Lastly, the MIDI modifier section is very powerful, especially for keyboardists. You get plenty of common functions, such as filtering and transposing, which you can use on the fly.
Pros and Cons
- Easy-to-route signal chain options
- Ultra-responsive user interface
- Compatible with plenty of hardware MIDI controllers
- The learning curve can be quite steep
Your Favorite DAW
Of course, just because a DAW might lack the speed and intuitive nature of some of the above VST host applications, it does not mean you can't use it for practicing or playing your VST in a live setting.
Though it might sound obvious, any application that can run a VST plugin is a VST host, so obviously, your DAW is a perfectly sound option.

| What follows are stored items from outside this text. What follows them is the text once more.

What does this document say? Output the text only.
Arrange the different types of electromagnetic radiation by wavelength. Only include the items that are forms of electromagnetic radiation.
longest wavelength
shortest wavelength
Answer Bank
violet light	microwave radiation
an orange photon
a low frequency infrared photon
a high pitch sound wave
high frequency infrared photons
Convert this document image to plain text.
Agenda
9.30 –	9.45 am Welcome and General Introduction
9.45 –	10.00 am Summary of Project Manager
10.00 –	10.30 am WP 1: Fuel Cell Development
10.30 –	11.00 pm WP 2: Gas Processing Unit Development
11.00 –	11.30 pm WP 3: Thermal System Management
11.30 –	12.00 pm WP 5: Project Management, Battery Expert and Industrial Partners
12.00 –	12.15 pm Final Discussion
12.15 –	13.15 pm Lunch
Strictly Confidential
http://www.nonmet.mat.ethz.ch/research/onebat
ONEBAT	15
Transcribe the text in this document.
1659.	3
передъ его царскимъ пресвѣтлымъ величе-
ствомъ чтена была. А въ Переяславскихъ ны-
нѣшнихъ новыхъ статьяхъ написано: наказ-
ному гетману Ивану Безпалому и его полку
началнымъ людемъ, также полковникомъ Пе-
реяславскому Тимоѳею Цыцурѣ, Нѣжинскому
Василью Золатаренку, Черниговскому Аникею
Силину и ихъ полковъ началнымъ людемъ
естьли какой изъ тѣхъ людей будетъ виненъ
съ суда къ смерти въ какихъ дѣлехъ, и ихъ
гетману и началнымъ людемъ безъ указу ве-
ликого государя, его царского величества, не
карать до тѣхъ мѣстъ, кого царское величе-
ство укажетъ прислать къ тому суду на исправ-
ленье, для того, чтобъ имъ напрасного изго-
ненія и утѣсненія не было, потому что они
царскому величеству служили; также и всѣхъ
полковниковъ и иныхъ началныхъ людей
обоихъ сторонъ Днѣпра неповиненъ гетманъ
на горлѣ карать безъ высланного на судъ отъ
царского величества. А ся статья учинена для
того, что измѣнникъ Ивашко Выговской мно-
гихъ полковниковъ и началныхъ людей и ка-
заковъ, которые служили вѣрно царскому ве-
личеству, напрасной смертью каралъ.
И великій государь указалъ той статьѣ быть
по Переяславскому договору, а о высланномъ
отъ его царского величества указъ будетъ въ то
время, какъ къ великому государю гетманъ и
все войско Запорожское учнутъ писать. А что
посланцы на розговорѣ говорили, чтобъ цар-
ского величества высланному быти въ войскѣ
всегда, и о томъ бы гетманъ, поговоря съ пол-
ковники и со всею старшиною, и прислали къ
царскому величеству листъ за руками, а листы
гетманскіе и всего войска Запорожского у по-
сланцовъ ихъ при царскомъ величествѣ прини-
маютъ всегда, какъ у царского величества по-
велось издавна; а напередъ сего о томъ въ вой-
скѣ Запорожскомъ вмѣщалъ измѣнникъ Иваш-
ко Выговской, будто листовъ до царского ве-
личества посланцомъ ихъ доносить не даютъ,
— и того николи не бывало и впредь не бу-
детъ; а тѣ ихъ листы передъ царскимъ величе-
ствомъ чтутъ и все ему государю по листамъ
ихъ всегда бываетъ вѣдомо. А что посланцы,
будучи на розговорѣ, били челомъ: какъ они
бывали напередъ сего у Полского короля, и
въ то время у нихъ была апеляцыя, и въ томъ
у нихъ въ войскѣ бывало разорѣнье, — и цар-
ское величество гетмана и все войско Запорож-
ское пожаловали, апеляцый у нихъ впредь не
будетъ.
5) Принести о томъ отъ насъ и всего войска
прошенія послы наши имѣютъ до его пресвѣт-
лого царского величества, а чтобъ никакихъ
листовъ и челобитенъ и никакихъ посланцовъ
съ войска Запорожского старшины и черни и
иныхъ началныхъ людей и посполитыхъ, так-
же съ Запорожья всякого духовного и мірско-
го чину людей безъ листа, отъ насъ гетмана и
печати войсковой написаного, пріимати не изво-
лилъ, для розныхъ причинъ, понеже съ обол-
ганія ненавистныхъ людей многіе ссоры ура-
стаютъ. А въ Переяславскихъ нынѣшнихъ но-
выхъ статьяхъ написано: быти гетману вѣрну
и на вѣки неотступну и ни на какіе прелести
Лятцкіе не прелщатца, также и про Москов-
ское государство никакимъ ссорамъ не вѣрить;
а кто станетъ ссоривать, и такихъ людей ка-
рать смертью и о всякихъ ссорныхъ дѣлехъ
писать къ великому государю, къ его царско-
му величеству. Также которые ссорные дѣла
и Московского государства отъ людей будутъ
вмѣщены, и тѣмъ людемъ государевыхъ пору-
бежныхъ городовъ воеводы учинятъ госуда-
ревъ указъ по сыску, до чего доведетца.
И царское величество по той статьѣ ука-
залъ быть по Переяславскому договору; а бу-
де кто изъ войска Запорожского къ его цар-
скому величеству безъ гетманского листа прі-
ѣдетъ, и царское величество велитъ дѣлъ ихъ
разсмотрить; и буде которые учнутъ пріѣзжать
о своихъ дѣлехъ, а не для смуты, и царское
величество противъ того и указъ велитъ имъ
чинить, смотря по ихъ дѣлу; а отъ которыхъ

Of course, it's important to remember that your DAW is going to be far more complex than your average VST host, meaning you'll have to deal with a more complex system when playing live. Any system that is more complex will have more room for error, which you might not want to worry about when you're trying to deliver an emotional performance.
The good thing about using a DAW as a VST host is that you're probably already familiar with the DAW you use. Building your performance setup won't require you having to learn how to use new software.
Plus, you'll be able to translate any project to you're working on into a performance project with ease.
Whether or not your DAW will make a good host for live use will depend on the DAW itself. Some DAWs, such as Ableton Live, are often used for live performances anyway, so you'll have an easy time integrating it. On the other hand, DAWs like Pro Tools aren't the most user-friendly in the live performance sphere.
A good VST host may seem like an ultra-particular piece of software to have in your arsenal, though when it comes to practicing or performing live, it can be very useful to have. Anyone who has ever tried to perform with a VST plugin live knows that it can be quite complex. In many cases, problems can arise that are difficult to fix if you're dealing with the complexities of the DAW.
We hope that our VST host list helped you find the perfect program to access your favorite virtual instruments and effects.